Trinuclear Ni(II)-Ln(III)-Ni(II) Complexes with Schiff Base Ligands: Synthesis, Structure, and Magnetic Properties

The reaction of the Schiff base ligand o-OH-C(6)H(4)-CH=N-C(CH(2)OH)(3), H(4)L, with Ni(O(2)CMe)(2)·4H(2)O and lanthanide nitrate salts in a 4:2:1 ratio lead to the formation of the trinuclear complexes [Ni(2)Ln(H(3)L)(4)(O(2)CMe)(2)](NO(3)) (Ln = Sm (1), Eu (2), Gd (3), Tb (4)). The complex cations contain the strictly linear Ni(II)-Ln(III)-Ni(II) moiety. The central Ln(III) ion is bridged to each of the terminal Ni(II) ions through two deprotonated phenolato groups from two different ligands. Each terminal Ni(II) ion is bound to two ligands in distorted octahedral N(2)O(4) environment.
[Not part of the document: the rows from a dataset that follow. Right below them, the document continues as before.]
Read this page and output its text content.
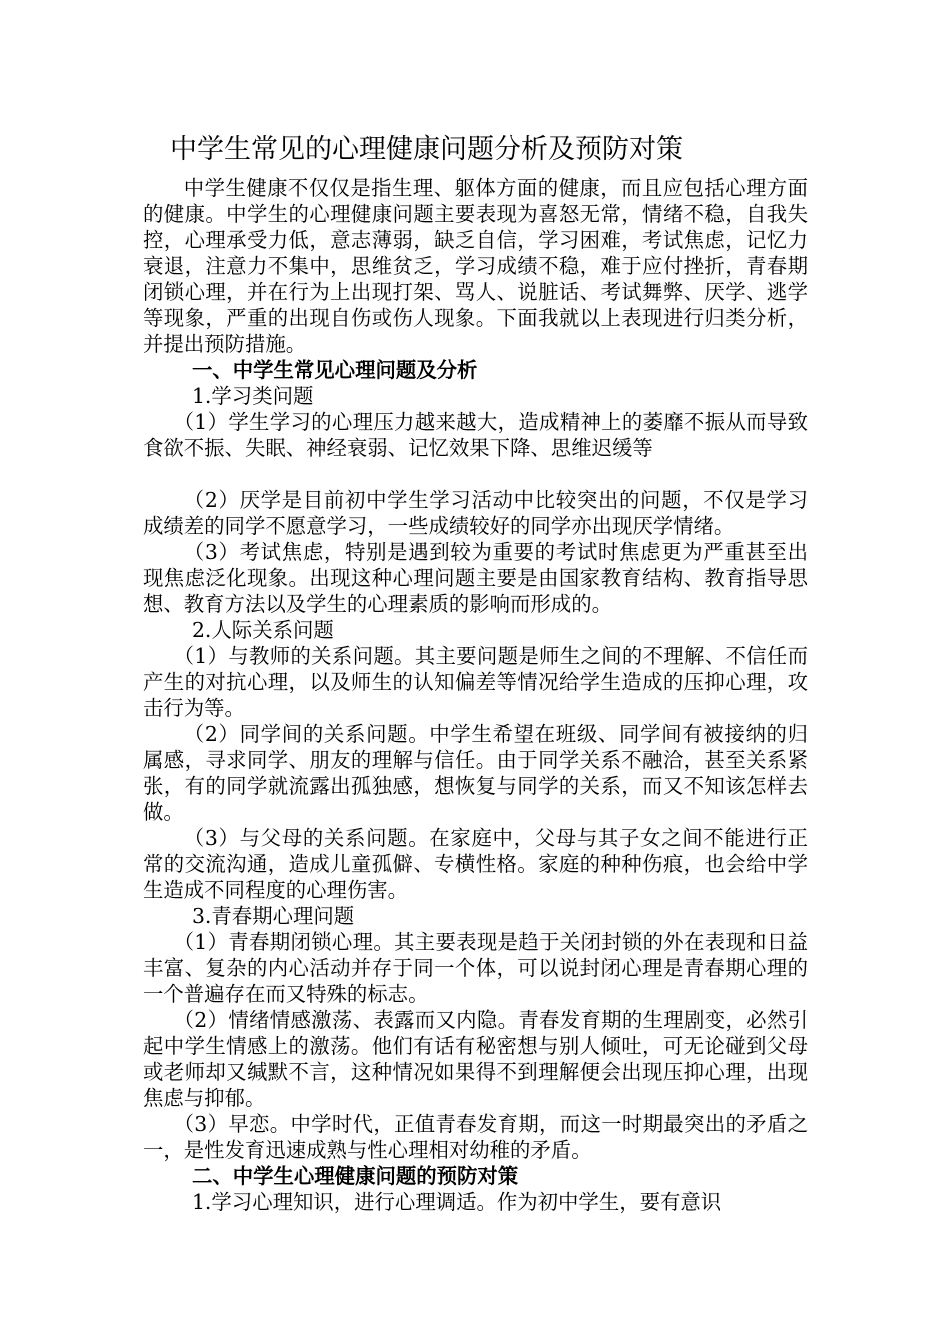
中学生常见的心理健康问题分析及预防对策

中学生健康不仅仅是指生理、躯体方面的健康，而且应包括心理方面的健康。中学生的心理健康问题主要表现为喜怒无常，情绪不稳，自我失控，心理承受力低，意志薄弱，缺乏自信，学习困难，考试焦虑，记忆力衰退，注意力不集中，思维贫乏，学习成绩不稳，难于应付挫折，青春期闭锁心理，并在行为上出现打架、骂人、说脏话、考试舞弊、厌学、逃学等现象，严重的出现自伤或伤人现象。下面我就以上表现进行归类分析，并提出预防措施。

一、中学生常见心理问题及分析

1.学习类问题

（1）学生学习的心理压力越来越大，造成精神上的萎靡不振从而导致食欲不振、失眠、神经衰弱、记忆效果下降、思维迟缓等

（2）厌学是目前初中学生学习活动中比较突出的问题，不仅是学习成绩差的同学不愿意学习，一些成绩较好的同学亦出现厌学情绪。

（3）考试焦虑，特别是遇到较为重要的考试时焦虑更为严重甚至出现焦虑泛化现象。出现这种心理问题主要是由国家教育结构、教育指导思想、教育方法以及学生的心理素质的影响而形成的。

2.人际关系问题

（1）与教师的关系问题。其主要问题是师生之间的不理解、不信任而产生的对抗心理，以及师生的认知偏差等情况给学生造成的压抑心理，攻击行为等。

（2）同学间的关系问题。中学生希望在班级、同学间有被接纳的归属感，寻求同学、朋友的理解与信任。由于同学关系不融洽，甚至关系紧张，有的同学就流露出孤独感，想恢复与同学的关系，而又不知该怎样去做。

（3）与父母的关系问题。在家庭中，父母与其子女之间不能进行正常的交流沟通，造成儿童孤僻、专横性格。家庭的种种伤痕，也会给中学生造成不同程度的心理伤害。

3.青春期心理问题

（1）青春期闭锁心理。其主要表现是趋于关闭封锁的外在表现和日益丰富、复杂的内心活动并存于同一个体，可以说封闭心理是青春期心理的一个普遍存在而又特殊的标志。

（2）情绪情感激荡、表露而又内隐。青春发育期的生理剧变，必然引起中学生情感上的激荡。他们有话有秘密想与别人倾吐，可无论碰到父母或老师却又缄默不言，这种情况如果得不到理解便会出现压抑心理，出现焦虑与抑郁。

（3）早恋。中学时代，正值青春发育期，而这一时期最突出的矛盾之一，是性发育迅速成熟与性心理相对幼稚的矛盾。

二、中学生心理健康问题的预防对策

1.学习心理知识，进行心理调适。作为初中学生，要有意识
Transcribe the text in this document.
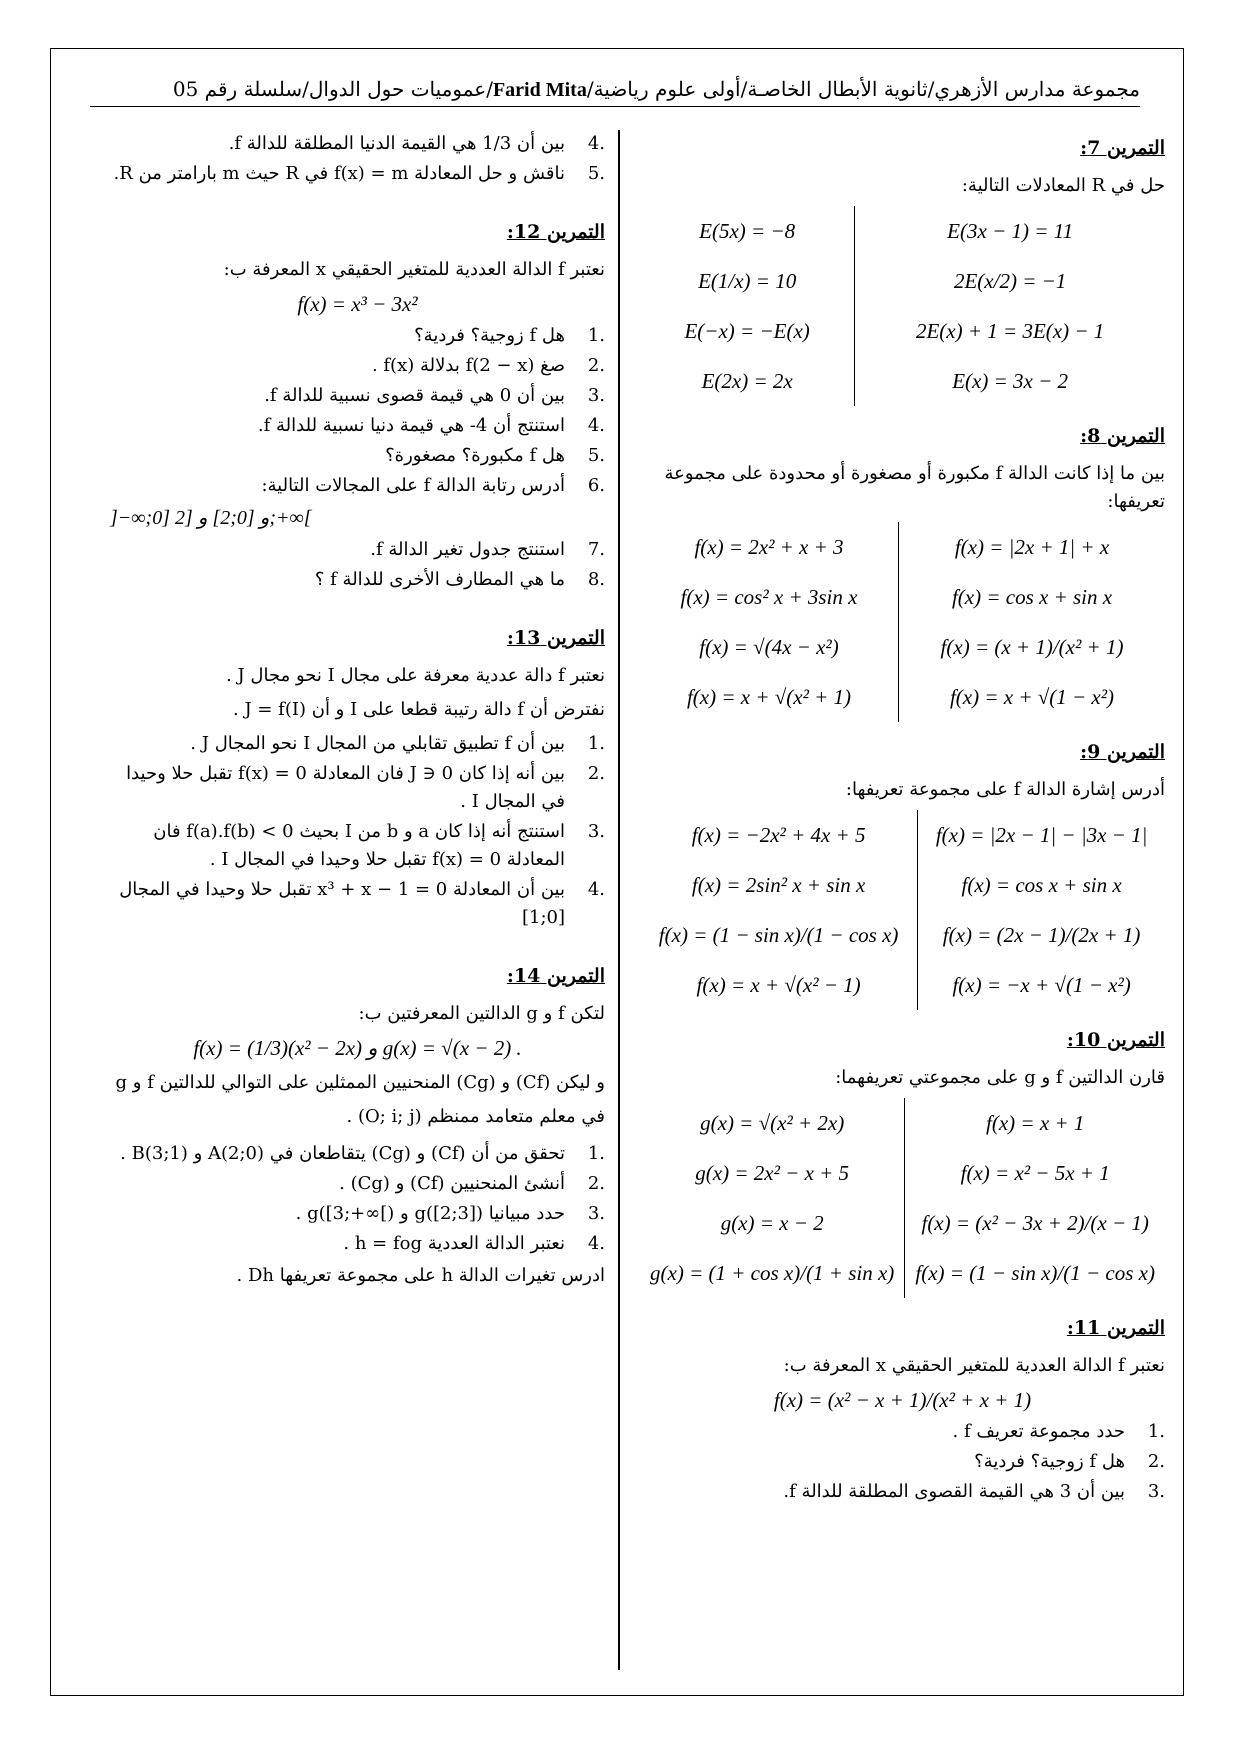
مجموعة مدارس الأزهري/ثانوية الأبطال الخاصـة/أولى علوم رياضية/Farid Mita/عموميات حول الدوال/سلسلة رقم 05
التمرين 7:
حل في R المعادلات التالية:
E(5x) = −8	E(3x − 1) = 11
E(1/x) = 10	2E(x/2) = −1
E(−x) = −E(x)	2E(x) + 1 = 3E(x) − 1
E(2x) = 2x	E(x) = 3x − 2
التمرين 8:
بين ما إذا كانت الدالة f مكبورة أو مصغورة أو محدودة على مجموعة تعريفها:
f(x) = 2x² + x + 3	f(x) = |2x + 1| + x
f(x) = cos² x + 3sin x	f(x) = cos x + sin x
f(x) = √(4x − x²)	f(x) = (x + 1)/(x² + 1)
f(x) = x + √(x² + 1)	f(x) = x + √(1 − x²)
التمرين 9:
أدرس إشارة الدالة f على مجموعة تعريفها:
f(x) = −2x² + 4x + 5	f(x) = |2x − 1| − |3x − 1|
f(x) = 2sin² x + sin x	f(x) = cos x + sin x
f(x) = (1 − sin x)/(1 − cos x)	f(x) = (2x − 1)/(2x + 1)
f(x) = x + √(x² − 1)	f(x) = −x + √(1 − x²)
التمرين 10:
قارن الدالتين f و g على مجموعتي تعريفهما:
g(x) = √(x² + 2x)	f(x) = x + 1
g(x) = 2x² − x + 5	f(x) = x² − 5x + 1
g(x) = x − 2	f(x) = (x² − 3x + 2)/(x − 1)
g(x) = (1 + cos x)/(1 + sin x)	f(x) = (1 − sin x)/(1 − cos x)
التمرين 11:
نعتبر f الدالة العددية للمتغير الحقيقي x المعرفة ب:
f(x) = (x² − x + 1)/(x² + x + 1)
1.
حدد مجموعة تعريف f .
2.
هل f زوجية؟ فردية؟
3.
بين أن 3 هي القيمة القصوى المطلقة للدالة f.
4.
بين أن 1/3 هي القيمة الدنيا المطلقة للدالة f.
5.
ناقش و حل المعادلة f(x) = m في R حيث m بارامتر من R.
التمرين 12:
نعتبر f الدالة العددية للمتغير الحقيقي x المعرفة ب:
f(x) = x³ − 3x²
1.
هل f زوجية؟ فردية؟
2.
صغ f(2 − x) بدلالة f(x) .
3.
بين أن 0 هي قيمة قصوى نسبية للدالة f.
4.
استنتج أن 4- هي قيمة دنيا نسبية للدالة f.
5.
هل f مكبورة؟ مصغورة؟
6.
أدرس رتابة الدالة f على المجالات التالية:
]−∞;0] و [0;2] و [2;+∞[
7.
استنتج جدول تغير الدالة f.
8.
ما هي المطارف الأخرى للدالة f ؟
التمرين 13:
نعتبر f دالة عددية معرفة على مجال I نحو مجال J .
نفترض أن f دالة رتيبة قطعا على I و أن J = f(I) .
1.
بين أن f تطبيق تقابلي من المجال I نحو المجال J .
2.
بين أنه إذا كان 0 ∈ J فان المعادلة f(x) = 0 تقبل حلا وحيدا في المجال I .
3.
استنتج أنه إذا كان a و b من I بحيث f(a).f(b) < 0 فان المعادلة f(x) = 0 تقبل حلا وحيدا في المجال I .
4.
بين أن المعادلة x³ + x − 1 = 0 تقبل حلا وحيدا في المجال [0;1]
التمرين 14:
لتكن f و g الدالتين المعرفتين ب:
f(x) = (1/3)(x² − 2x) و g(x) = √(x − 2) .
و ليكن (Cf) و (Cg) المنحنيين الممثلين على التوالي للدالتين f و g في معلم متعامد ممنظم (O; i; j) .
1.
تحقق من أن (Cf) و (Cg) يتقاطعان في A(2;0) و B(3;1) .
2.
أنشئ المنحنيين (Cf) و (Cg) .
3.
حدد مبيانيا g([2;3]) و g([3;+∞[) .
4.
نعتبر الدالة العددية h = fog .
ادرس تغيرات الدالة h على مجموعة تعريفها Dh .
The central lanthanide ion is coordinated to four phenolato oxygen atoms from the four ligands, and four carboxylato oxygen atoms from two acetates which are bound in the bidentate chelate mode. The lattice structure of complex 4 consists of two interpenetrating, supramolecular diamond like lattices formed through hydrogen bonds among neighboring trinuclear clusters. The magnetic properties of 1–4 were studied. For 3 the best fit of the magnetic susceptibility and isothermal M(H) data gave J(NiGd) = +0.42 cm(−1), D = +2.95 cm(−1) with g(Ni) = g(Gd) = 1.98. The ferromagnetic nature of the intramolecular Ni···Gd interaction revealed ground state of total spin S = 11/2. The magnetocaloric effect (MCE) parameters for 3 show that the change of the magnetic entropy (−ΔS(m)) reaches a maximum of 14.2 J kg(−1) K(−1) at 2 K. A brief literature survey of complexes containing the Ni(II)-Ln(III)-Ni(II) moiety is discussed in terms of their structural properties.